3.6.4 Lugar do crime
Ao exemplo do tempo do crime, o lugar do crime
também tem três teorias a respeito, a saber:
Ø da atividade – considera-se praticado o delito no lugar da ação ou omissão
delituosa, ainda que outro seja o lugar do resultado. É defeituosa porque pode
gerar casos de impunidade, eis que a pessoa poderia praticar a conduta em lugar
que ela não é crime e a produção do resultado em lugar em que ele é seria
punido, restaria isenta da aplicação da lei;
Ø do resultado – considera-se praticado o delito no lugar do resultado, não
interessando o local da conduta delituosa. Também defeituosa, a lei levaria
pessoas a praticarem condutas ali para produção de resultados em lugares distantes
em que não seriam punidos;
Ø da ubiquidade – considera-se lugar do crime, tanto o da ação ou omissão,
quanto o do resultado. Desse modo, se Tício, no Brasil, atirasse em Caio e este
viesse a morrer, no Paraguai em razão das lesões experimentadas pelo disparo, é
considerado lugar do homicídio (art. 121 do CP) tanto o Brasil (lugar da ação),
quanto o Paraguai (lugar do resultado. O CP, preferiu esta teoria).

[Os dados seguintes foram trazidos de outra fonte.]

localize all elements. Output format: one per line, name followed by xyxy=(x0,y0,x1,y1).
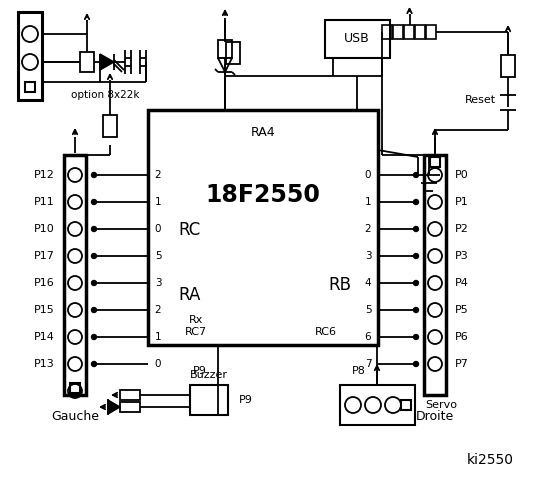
Text: Buzzer: Buzzer xyxy=(190,370,228,380)
Text: 18F2550: 18F2550 xyxy=(206,183,320,207)
Text: P1: P1 xyxy=(455,197,469,207)
Bar xyxy=(70,383,80,393)
Text: 7: 7 xyxy=(364,359,371,369)
Circle shape xyxy=(414,335,419,339)
Circle shape xyxy=(414,308,419,312)
Circle shape xyxy=(414,200,419,204)
Text: 2: 2 xyxy=(155,170,161,180)
Circle shape xyxy=(91,253,97,259)
Bar xyxy=(218,40,232,58)
Text: P5: P5 xyxy=(455,305,469,315)
Text: P14: P14 xyxy=(34,332,55,342)
Text: 3: 3 xyxy=(364,251,371,261)
Text: P11: P11 xyxy=(34,197,55,207)
Text: P17: P17 xyxy=(34,251,55,261)
Text: P7: P7 xyxy=(455,359,469,369)
Bar xyxy=(501,55,515,77)
Bar xyxy=(103,115,117,137)
Polygon shape xyxy=(100,54,114,70)
Text: RC: RC xyxy=(179,221,201,239)
Circle shape xyxy=(91,308,97,312)
Bar xyxy=(80,52,94,72)
Circle shape xyxy=(414,280,419,286)
Text: P16: P16 xyxy=(34,278,55,288)
Text: option 8x22k: option 8x22k xyxy=(71,90,139,100)
Text: 5: 5 xyxy=(155,251,161,261)
Bar xyxy=(382,25,392,39)
Bar xyxy=(120,402,140,412)
Text: 1: 1 xyxy=(364,197,371,207)
Bar xyxy=(401,400,411,410)
Bar xyxy=(325,20,390,58)
Text: Gauche: Gauche xyxy=(51,410,99,423)
Circle shape xyxy=(414,361,419,367)
Text: RC6: RC6 xyxy=(315,327,337,337)
Text: P3: P3 xyxy=(455,251,469,261)
Bar xyxy=(226,42,240,64)
Bar xyxy=(64,155,86,395)
Text: P12: P12 xyxy=(34,170,55,180)
Text: Rx: Rx xyxy=(189,315,203,325)
Circle shape xyxy=(414,227,419,231)
Circle shape xyxy=(91,227,97,231)
Text: Droite: Droite xyxy=(416,410,454,423)
Text: P6: P6 xyxy=(455,332,469,342)
Bar xyxy=(340,385,415,425)
Circle shape xyxy=(91,335,97,339)
Text: RC7: RC7 xyxy=(185,327,207,337)
Bar xyxy=(430,157,440,167)
Bar xyxy=(25,82,35,92)
Text: 1: 1 xyxy=(155,332,161,342)
Text: Servo: Servo xyxy=(425,400,457,410)
Text: P15: P15 xyxy=(34,305,55,315)
Text: 0: 0 xyxy=(155,224,161,234)
Text: 6: 6 xyxy=(364,332,371,342)
Text: 0: 0 xyxy=(365,170,371,180)
Text: 5: 5 xyxy=(364,305,371,315)
Bar xyxy=(404,25,414,39)
Text: P9: P9 xyxy=(239,395,253,405)
Bar xyxy=(18,12,42,100)
Text: USB: USB xyxy=(344,33,370,46)
Text: 3: 3 xyxy=(155,278,161,288)
Text: RA4: RA4 xyxy=(251,125,275,139)
Text: P8: P8 xyxy=(352,366,366,376)
Text: 2: 2 xyxy=(364,224,371,234)
Bar xyxy=(424,155,446,395)
Circle shape xyxy=(91,200,97,204)
Circle shape xyxy=(91,361,97,367)
Circle shape xyxy=(414,172,419,178)
Text: Reset: Reset xyxy=(465,95,496,105)
Text: P10: P10 xyxy=(34,224,55,234)
Text: 1: 1 xyxy=(155,197,161,207)
Polygon shape xyxy=(108,400,120,414)
Text: ki2550: ki2550 xyxy=(467,453,514,467)
Bar xyxy=(120,390,140,400)
Bar xyxy=(148,110,378,345)
Text: P0: P0 xyxy=(455,170,469,180)
Bar xyxy=(426,25,436,39)
Text: 0: 0 xyxy=(155,359,161,369)
Text: P13: P13 xyxy=(34,359,55,369)
Text: RB: RB xyxy=(328,276,352,294)
Text: RA: RA xyxy=(179,286,201,304)
Text: P9: P9 xyxy=(193,366,207,376)
Circle shape xyxy=(414,253,419,259)
Text: 2: 2 xyxy=(155,305,161,315)
Circle shape xyxy=(91,280,97,286)
Text: 4: 4 xyxy=(364,278,371,288)
Bar xyxy=(415,25,425,39)
Text: P4: P4 xyxy=(455,278,469,288)
Bar xyxy=(190,385,228,415)
Text: P2: P2 xyxy=(455,224,469,234)
Circle shape xyxy=(91,172,97,178)
Bar xyxy=(393,25,403,39)
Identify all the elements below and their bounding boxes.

Ubiquidade lexicologicamente significa a
propriedade ou o estado de ubíquo (de toda parte), ou seja, indica ser
cosmopolita ou onipresente. “ubi”, palavra latina, que significa “onde, aonde”,
é utilizada para indicar o lugar em que as coisas habitualmente se encontram.
O CP adotou a teoria da ubiquidade, in verbis:
“Art. 6º - Considera-se praticado o crime no lugar em que ocorreu a ação ou
omissão, no todo ou em parte, bem como onde se produziu ou deveria produzir-se
o resultado”.
A adoção da teoria da ubiquidade visa a evitar
casos de impunidade, em face de conflitos negativos de competência. Com efeito,
se um país adota o princípio da atividade e outro o princípio do resultado,
pode ocorrer de, no delito à distância (a ação ocorre em um país e o resultado
em outro), de se verificar a impunidade. Destarte, sendo ambos competentes, o
risco de impunidade é inexistente, mas outro problema se apresenta, que é a possibilidade
de duplo julgamento.
O problema que pode emergir do duplo julgamento é
a possibilidade de serem impostas duas penas para o mesmo fato, o que é
resolvido pela regra do art. 8º do CP, visto que a pena cumprida no estrangeiro
é descontada da pena imposta no Brasil, conforme veremos adiante.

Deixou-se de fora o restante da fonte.